Раззадоренная охотой, она настолько приблизилась ко мне, что едва не задела рукавом. И я ощутил тонкий запах сандалового дерева и жасмина.

Поздней ночью я постучал в их дверь. Открыла мне сама госпожа Ито, она уже смыла грим и готовилась ко сну.
- Ито Каори? – спросил я будничным голосом.
Она не ответила. Но мне и не нужен был ее ответ.
- Ваш муж, - продолжил я, - арестован сегодня по обвинению в шпионаже. А я здесь для того, чтобы препроводить вас и вашу дочь в лагерь Сюри на острове Окинава.
Она опять промолчала и на ее лице не дрогнул ни один мускул. Она лишь охватила левой рукой правую чуть повыше пальцев и сильно сжала ее.
И только после этого сказала:
- Мне нужно разбудить дочь.
Я пошел вместе с ней.
В почти пустой комнате стояла европейская детская металлическая кровать. Над ней висел бумажный фонарик, изнутри освещенный светлячками. Один светлячок выбрался и запутался в волосах девочки, и теперь светил словно диковинное головное украшение.

Токио. 1965 год
Поэтому, я подошел ближе и тихонько произнес имя:
- Ито Каори?
Женщина обернулась. Это была не госпожа Ито, а совсем другая женщина. Она кивнула в знак приветствия и холодно ответила:
- Вы ошиблись.
Я смутился и отступил на шаг, хотя ее голос тоже показался знакомым. Поэтому я повторил:
- Госпожа Ито?
Ее лицо было спокойно словно гладь озера, жили лишь руки. Я увидел, как она охватила правую ладонь левой и сжала пальцы. Один из ее пальцев, как видно  когда-то сломанный, неправильно сросся, а ноготь был уродливой формы, которую не скрывал даже яркий лак.

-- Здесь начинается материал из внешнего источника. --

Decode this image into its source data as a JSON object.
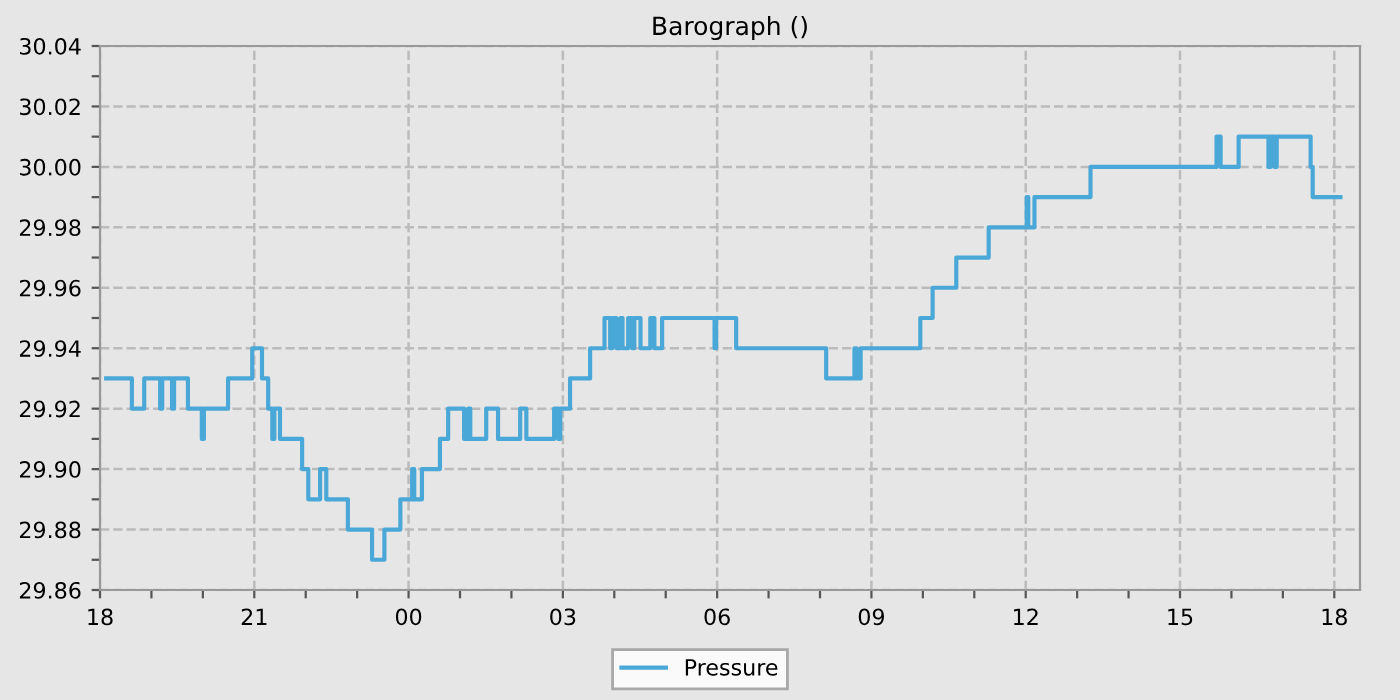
{
  "chart_data": {
    "type": "step",
    "title": "Barograph ()",
    "x": [
      18.12,
      18.62,
      18.86,
      19.17,
      19.21,
      19.4,
      19.44,
      19.71,
      19.98,
      20.02,
      20.49,
      20.96,
      21.15,
      21.27,
      21.35,
      21.39,
      21.5,
      21.93,
      22.05,
      22.28,
      22.4,
      22.82,
      23.29,
      23.53,
      23.84,
      24.07,
      24.11,
      24.26,
      24.61,
      24.77,
      25.08,
      25.16,
      25.2,
      25.51,
      25.74,
      26.17,
      26.29,
      26.83,
      26.91,
      26.95,
      27.14,
      27.53,
      27.81,
      27.92,
      27.96,
      28.04,
      28.12,
      28.16,
      28.27,
      28.35,
      28.39,
      28.51,
      28.7,
      28.78,
      28.93,
      29.95,
      29.98,
      30.37,
      32.12,
      32.67,
      32.71,
      32.79,
      33.95,
      34.19,
      34.65,
      35.28,
      36.02,
      36.05,
      36.17,
      37.26,
      39.71,
      39.79,
      40.14,
      40.72,
      40.76,
      40.84,
      40.88,
      41.54,
      41.58,
      42.12
    ],
    "series": [
      {
        "name": "Pressure",
        "color": "#4aa8d8",
        "values": [
          29.93,
          29.92,
          29.93,
          29.92,
          29.93,
          29.92,
          29.93,
          29.92,
          29.91,
          29.92,
          29.93,
          29.94,
          29.93,
          29.92,
          29.91,
          29.92,
          29.91,
          29.9,
          29.89,
          29.9,
          29.89,
          29.88,
          29.87,
          29.88,
          29.89,
          29.9,
          29.89,
          29.9,
          29.91,
          29.92,
          29.91,
          29.92,
          29.91,
          29.92,
          29.91,
          29.92,
          29.91,
          29.92,
          29.91,
          29.92,
          29.93,
          29.94,
          29.95,
          29.94,
          29.95,
          29.94,
          29.95,
          29.94,
          29.95,
          29.94,
          29.95,
          29.94,
          29.95,
          29.94,
          29.95,
          29.94,
          29.95,
          29.94,
          29.93,
          29.94,
          29.93,
          29.94,
          29.95,
          29.96,
          29.97,
          29.98,
          29.99,
          29.98,
          29.99,
          30.0,
          30.01,
          30.0,
          30.01,
          30.0,
          30.01,
          30.0,
          30.01,
          30.0,
          29.99,
          29.99
        ]
      }
    ],
    "xlim": [
      18,
      42.5
    ],
    "xticks": [
      {
        "value": 18,
        "label": "18"
      },
      {
        "value": 19,
        "label": null
      },
      {
        "value": 20,
        "label": null
      },
      {
        "value": 21,
        "label": "21"
      },
      {
        "value": 22,
        "label": null
      },
      {
        "value": 23,
        "label": null
      },
      {
        "value": 24,
        "label": "00"
      },
      {
        "value": 25,
        "label": null
      },
      {
        "value": 26,
        "label": null
      },
      {
        "value": 27,
        "label": "03"
      },
      {
        "value": 28,
        "label": null
      },
      {
        "value": 29,
        "label": null
      },
      {
        "value": 30,
        "label": "06"
      },
      {
        "value": 31,
        "label": null
      },
      {
        "value": 32,
        "label": null
      },
      {
        "value": 33,
        "label": "09"
      },
      {
        "value": 34,
        "label": null
      },
      {
        "value": 35,
        "label": null
      },
      {
        "value": 36,
        "label": "12"
      },
      {
        "value": 37,
        "label": null
      },
      {
        "value": 38,
        "label": null
      },
      {
        "value": 39,
        "label": "15"
      },
      {
        "value": 40,
        "label": null
      },
      {
        "value": 41,
        "label": null
      },
      {
        "value": 42,
        "label": "18"
      }
    ],
    "ylim": [
      29.86,
      30.04
    ],
    "yticks": [
      {
        "value": 29.86,
        "label": "29.86"
      },
      {
        "value": 29.87,
        "label": null
      },
      {
        "value": 29.88,
        "label": "29.88"
      },
      {
        "value": 29.89,
        "label": null
      },
      {
        "value": 29.9,
        "label": "29.90"
      },
      {
        "value": 29.91,
        "label": null
      },
      {
        "value": 29.92,
        "label": "29.92"
      },
      {
        "value": 29.93,
        "label": null
      },
      {
        "value": 29.94,
        "label": "29.94"
      },
      {
        "value": 29.95,
        "label": null
      },
      {
        "value": 29.96,
        "label": "29.96"
      },
      {
        "value": 29.97,
        "label": null
      },
      {
        "value": 29.98,
        "label": "29.98"
      },
      {
        "value": 29.99,
        "label": null
      },
      {
        "value": 30.0,
        "label": "30.00"
      },
      {
        "value": 30.01,
        "label": null
      },
      {
        "value": 30.02,
        "label": "30.02"
      },
      {
        "value": 30.03,
        "label": null
      },
      {
        "value": 30.04,
        "label": "30.04"
      }
    ],
    "grid": true,
    "legend": "bottom",
    "line_style": "solid",
    "marker": "none"
  }
}
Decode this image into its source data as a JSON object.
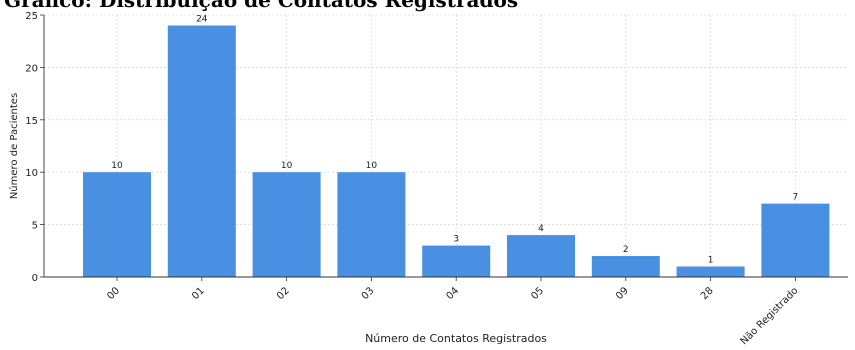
{
  "chart_data": {
    "type": "bar",
    "title": "Gráfico: Distribuição de Contatos Registrados",
    "xlabel": "Número de Contatos Registrados",
    "ylabel": "Número de Pacientes",
    "categories": [
      "00",
      "01",
      "02",
      "03",
      "04",
      "05",
      "09",
      "28",
      "Não Registrado"
    ],
    "values": [
      10,
      24,
      10,
      10,
      3,
      4,
      2,
      1,
      7
    ],
    "ylim": [
      0,
      25
    ],
    "yticks": [
      0,
      5,
      10,
      15,
      20,
      25
    ],
    "grid": true,
    "bar_color": "#4a90e2",
    "grid_color": "#cccccc"
  }
}
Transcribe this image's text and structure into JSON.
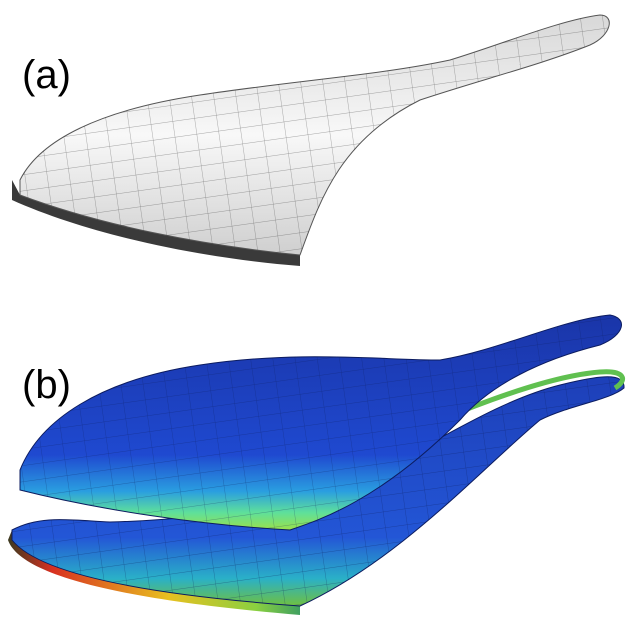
{
  "panels": [
    {
      "label": "(a)"
    },
    {
      "label": "(b)"
    }
  ]
}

Она снова поклонилась и повторила:
- Вы ошиблись…
И не давая мне ничего больше сказать, повернулась и пошла прочь. И только в ту минуту я понял, кто это.
- Мейко, - позвал я ее довольно громко.
Ее спина заметно напряглась, но она не остановилась, а уходила все дальше и дальше. И только длинные пряди черных волос колыхались в такт ее шагам.